Iptables com o parâmetro -m e -p

8

Eu tenho esta regra no meu iptables:

iptables -A INPUT -p tcp -m tcp --dport 9191 -j DROP

Eu realmente preciso de "-m tcp"? Eu já estou usando "-p tcp", então devo usar "-m tcp" para ser mais seguro?

centos  iptables  firewall 
Samul
fonte

Respostas:

9

Com a -p tcpopção, o módulo tcp já está carregado e, portanto, é um pouco redundante e não é obrigatório usar a -m tcpopção, e não vejo nenhuma razão para usar essa opção para tornar a regra mais segura.

Consulte a página de manual do iptables para uma melhor compreensão e comparação:

Protocolo -p, --protocol [!]

O protocolo da regra ou do pacote a ser verificado. O protocolo especificado pode ser tcp, udp, icmp ou all, ou pode ser um valor numérico, representando um desses protocolos ou um diferente. Um nome de protocolo de / etc / protocols também é permitido. UMA "!" argumento antes do protocolo inverte o teste. O número zero é equivalente a todos. O protocolo all corresponde a todos os protocolos e é considerado o padrão quando esta opção é omitida.

...

Extensões de correspondência

O iptables pode usar módulos estendidos de correspondência de pacotes. Eles são carregados de duas maneiras: implicitamente, quando -p ou --protocol é especificado, ou com as opções -m ou --match, seguidas pelo nome do módulo correspondente; depois disso, várias opções extras de linha de comando ficam disponíveis, dependendo do módulo específico. Você pode especificar vários módulos de correspondência estendida em uma linha e pode usar as opções -h ou --help após a especificação do módulo para receber ajuda específica para esse módulo.

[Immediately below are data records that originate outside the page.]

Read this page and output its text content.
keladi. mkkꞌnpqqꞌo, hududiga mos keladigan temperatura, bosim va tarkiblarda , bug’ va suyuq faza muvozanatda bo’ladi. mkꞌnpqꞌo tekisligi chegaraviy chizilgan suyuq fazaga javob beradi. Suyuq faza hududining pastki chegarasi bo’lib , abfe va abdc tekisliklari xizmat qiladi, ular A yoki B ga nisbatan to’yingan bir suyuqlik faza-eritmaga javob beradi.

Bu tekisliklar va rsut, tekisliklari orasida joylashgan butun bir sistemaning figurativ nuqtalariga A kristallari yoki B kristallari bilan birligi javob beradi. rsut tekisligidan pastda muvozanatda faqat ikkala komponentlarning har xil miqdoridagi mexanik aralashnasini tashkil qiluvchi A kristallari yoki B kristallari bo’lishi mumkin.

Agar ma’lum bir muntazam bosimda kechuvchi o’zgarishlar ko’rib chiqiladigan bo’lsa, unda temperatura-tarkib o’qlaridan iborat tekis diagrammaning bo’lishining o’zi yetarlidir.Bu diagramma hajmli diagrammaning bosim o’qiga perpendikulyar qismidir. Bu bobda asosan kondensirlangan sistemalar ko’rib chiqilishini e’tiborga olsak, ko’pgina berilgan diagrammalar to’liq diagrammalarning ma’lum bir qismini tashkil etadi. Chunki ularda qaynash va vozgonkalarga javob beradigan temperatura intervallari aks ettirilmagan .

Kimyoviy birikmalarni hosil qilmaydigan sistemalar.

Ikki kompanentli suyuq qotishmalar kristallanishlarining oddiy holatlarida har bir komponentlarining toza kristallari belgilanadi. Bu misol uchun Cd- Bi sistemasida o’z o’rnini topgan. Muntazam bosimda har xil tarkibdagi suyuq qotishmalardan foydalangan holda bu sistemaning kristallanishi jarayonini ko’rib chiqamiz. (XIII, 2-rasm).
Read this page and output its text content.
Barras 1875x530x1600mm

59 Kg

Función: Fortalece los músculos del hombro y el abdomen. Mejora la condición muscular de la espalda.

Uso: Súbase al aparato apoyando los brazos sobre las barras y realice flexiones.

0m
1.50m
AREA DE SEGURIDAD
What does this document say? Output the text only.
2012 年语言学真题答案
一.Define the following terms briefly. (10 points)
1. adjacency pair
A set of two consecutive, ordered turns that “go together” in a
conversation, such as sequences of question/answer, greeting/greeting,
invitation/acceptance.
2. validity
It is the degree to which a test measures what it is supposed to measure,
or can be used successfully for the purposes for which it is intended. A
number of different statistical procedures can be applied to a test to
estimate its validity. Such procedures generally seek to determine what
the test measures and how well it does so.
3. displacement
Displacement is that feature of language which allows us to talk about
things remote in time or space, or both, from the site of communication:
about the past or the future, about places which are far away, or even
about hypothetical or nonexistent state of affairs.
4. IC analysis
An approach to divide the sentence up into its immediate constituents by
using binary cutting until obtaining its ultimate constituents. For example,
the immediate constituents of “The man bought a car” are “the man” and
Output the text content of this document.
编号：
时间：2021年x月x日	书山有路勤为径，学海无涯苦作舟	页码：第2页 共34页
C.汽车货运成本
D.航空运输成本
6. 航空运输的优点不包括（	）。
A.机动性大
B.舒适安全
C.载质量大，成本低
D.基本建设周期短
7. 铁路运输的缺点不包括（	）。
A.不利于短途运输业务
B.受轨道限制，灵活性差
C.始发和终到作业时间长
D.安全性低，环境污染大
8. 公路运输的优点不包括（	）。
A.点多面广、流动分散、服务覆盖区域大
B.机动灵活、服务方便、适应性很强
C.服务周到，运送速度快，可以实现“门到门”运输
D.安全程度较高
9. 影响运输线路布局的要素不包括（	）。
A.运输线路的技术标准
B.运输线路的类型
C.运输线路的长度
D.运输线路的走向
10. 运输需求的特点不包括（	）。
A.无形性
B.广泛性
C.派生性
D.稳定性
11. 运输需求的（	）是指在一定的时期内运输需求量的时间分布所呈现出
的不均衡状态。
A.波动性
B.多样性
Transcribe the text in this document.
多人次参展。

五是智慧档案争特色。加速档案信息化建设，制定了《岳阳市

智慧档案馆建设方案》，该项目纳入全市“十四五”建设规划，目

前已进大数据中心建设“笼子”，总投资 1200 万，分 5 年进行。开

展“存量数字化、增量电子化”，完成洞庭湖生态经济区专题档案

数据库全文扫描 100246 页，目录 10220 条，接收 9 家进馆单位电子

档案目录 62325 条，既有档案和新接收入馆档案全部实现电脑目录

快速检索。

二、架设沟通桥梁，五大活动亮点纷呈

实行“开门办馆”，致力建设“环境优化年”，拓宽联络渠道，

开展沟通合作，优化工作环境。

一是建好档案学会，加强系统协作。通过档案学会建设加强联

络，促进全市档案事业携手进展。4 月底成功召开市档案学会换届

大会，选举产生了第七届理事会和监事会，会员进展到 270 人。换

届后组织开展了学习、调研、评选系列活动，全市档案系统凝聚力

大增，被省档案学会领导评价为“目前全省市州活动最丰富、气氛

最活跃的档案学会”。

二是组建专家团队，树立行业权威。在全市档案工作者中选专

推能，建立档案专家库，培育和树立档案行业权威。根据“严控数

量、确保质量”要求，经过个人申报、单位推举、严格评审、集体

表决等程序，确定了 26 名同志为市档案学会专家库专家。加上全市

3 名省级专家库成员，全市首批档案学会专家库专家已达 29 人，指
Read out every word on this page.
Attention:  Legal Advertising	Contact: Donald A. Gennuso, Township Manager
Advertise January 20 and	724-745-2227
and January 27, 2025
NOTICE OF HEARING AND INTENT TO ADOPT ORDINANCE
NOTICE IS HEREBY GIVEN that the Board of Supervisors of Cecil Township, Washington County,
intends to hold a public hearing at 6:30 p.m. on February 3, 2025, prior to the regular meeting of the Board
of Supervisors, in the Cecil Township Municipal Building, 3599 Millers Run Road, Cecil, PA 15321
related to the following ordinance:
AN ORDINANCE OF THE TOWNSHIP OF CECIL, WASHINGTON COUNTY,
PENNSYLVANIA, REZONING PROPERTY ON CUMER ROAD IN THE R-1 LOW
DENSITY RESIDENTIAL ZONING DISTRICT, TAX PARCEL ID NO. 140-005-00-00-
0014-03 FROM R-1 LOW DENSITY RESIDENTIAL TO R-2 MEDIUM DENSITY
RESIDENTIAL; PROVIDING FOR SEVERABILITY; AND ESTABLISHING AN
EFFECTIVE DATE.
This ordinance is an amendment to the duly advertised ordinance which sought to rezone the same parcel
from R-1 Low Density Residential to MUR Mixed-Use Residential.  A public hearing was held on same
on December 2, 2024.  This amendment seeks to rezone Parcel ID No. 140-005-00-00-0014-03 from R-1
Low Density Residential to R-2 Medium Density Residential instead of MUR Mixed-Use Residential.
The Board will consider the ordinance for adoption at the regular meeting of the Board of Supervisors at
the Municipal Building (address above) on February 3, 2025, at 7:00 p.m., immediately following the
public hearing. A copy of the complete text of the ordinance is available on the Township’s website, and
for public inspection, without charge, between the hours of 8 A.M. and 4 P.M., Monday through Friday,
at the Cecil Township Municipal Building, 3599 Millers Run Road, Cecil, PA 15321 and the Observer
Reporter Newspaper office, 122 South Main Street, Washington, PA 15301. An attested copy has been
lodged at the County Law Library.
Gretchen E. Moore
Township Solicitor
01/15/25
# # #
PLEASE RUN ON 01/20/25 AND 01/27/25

E para obter uma lista das opções disponíveis, -p tcpconsulte aqui:

http://ipset.netfilter.org/iptables-extensions.man.html#lbCF

Como mencionado acima, com o uso da -mopção é possível adicionar módulos de extensão e mais opções correspondentes são disponibilizadas. Por exemplo, o módulo da CPU :

CPU

[!] - número da CPU

Combine a CPU com este pacote. As cpus são numeradas de 0 a NR_CPUS-1. Podem ser usadas em combinação com RPS (Remote Packet Steering) ou NICs de múltiplas filas para espalhar o tráfego de rede em diferentes filas.

Exemplo:

iptables -t nat -A PREROUTING -p tcp --dport 80 -m cpu --cpu 0 -j REDIRECT --to-port 8080

iptables -t nat -A PREROUTING -p tcp --dport 80 -m cpu --cpu 1 -j REDIRECT --to-port 8081

Disponível desde o Linux 2.6.36.

Lista completa de extensões de iptables.

Pergunta adicional do OP: Não entendo o que -m corresponde. Qual string? -m tcp corresponde a quê? Ele tenta encontrar a palavra "tcp" onde?

Resposta: -mé para combinar o nome do módulo e não a string. Ao usar um módulo específico, você obtém certas opções para corresponder. Veja o exemplo do módulo da CPU acima. Com o -m tcpmódulo o tcp é carregado. O módulo tcp permite certas opções: --dport, --sport, --tcp-flags, --syn, --tcp-optionpara usar nas regras do iptables. Mas o uso -p tcpjá habilita o módulo tcp, é por isso que ainda é possível usar essas opções mesmo sem o uso -m tcp. Espero que isso limpe toda a sua confusão.

Diamante
fonte
muito obrigado, mas gostaria de me dizer com o que o -m corresponderia? Por exemplo, uma conexão TCP normal, -m iria corresponder contra o string que você poderia fornecer agradar um exemplo da corda?
Samul
1
Você é bem vindo. Como você pode ver, a -mopção é realmente usada para carregar, extension modulesque fornece opções extras. Veja minhas respostas atualizadas e o link, por exemplo.
Diamond
Obrigado! :) Um pensamento final: acho que, no meu caso, devo manter o "-m" correto? Veja isto: iptables -A INPUT -p tcp -m tcp --dport 9191 -j DROP Eu uso "--dport" e acho que só é possível usar --ddport se eu usar -m correto?
Samul 6/01/16
@ Samul, na verdade não. Você pode simplesmente usá-lo sem a -m tcpopção --dportfaz parte do módulo tcp e funcionará -p tcpapenas com . Por favor, consulte a minha resposta novamente.
Diamond
Você é muito gentil, obrigado! Mas veja: eu não entendo o que -m corresponde. Qual string? -m tcp corresponde a quê? Ele tenta encontrar a palavra "tcp" onde?
Samul 6/01/16
Ao utilizar nosso site, você reconhece que leu e compreendeu nossa Política de Cookies e nossa Política de Privacidade.
Licensed under cc by-sa 3.0 with attribution required.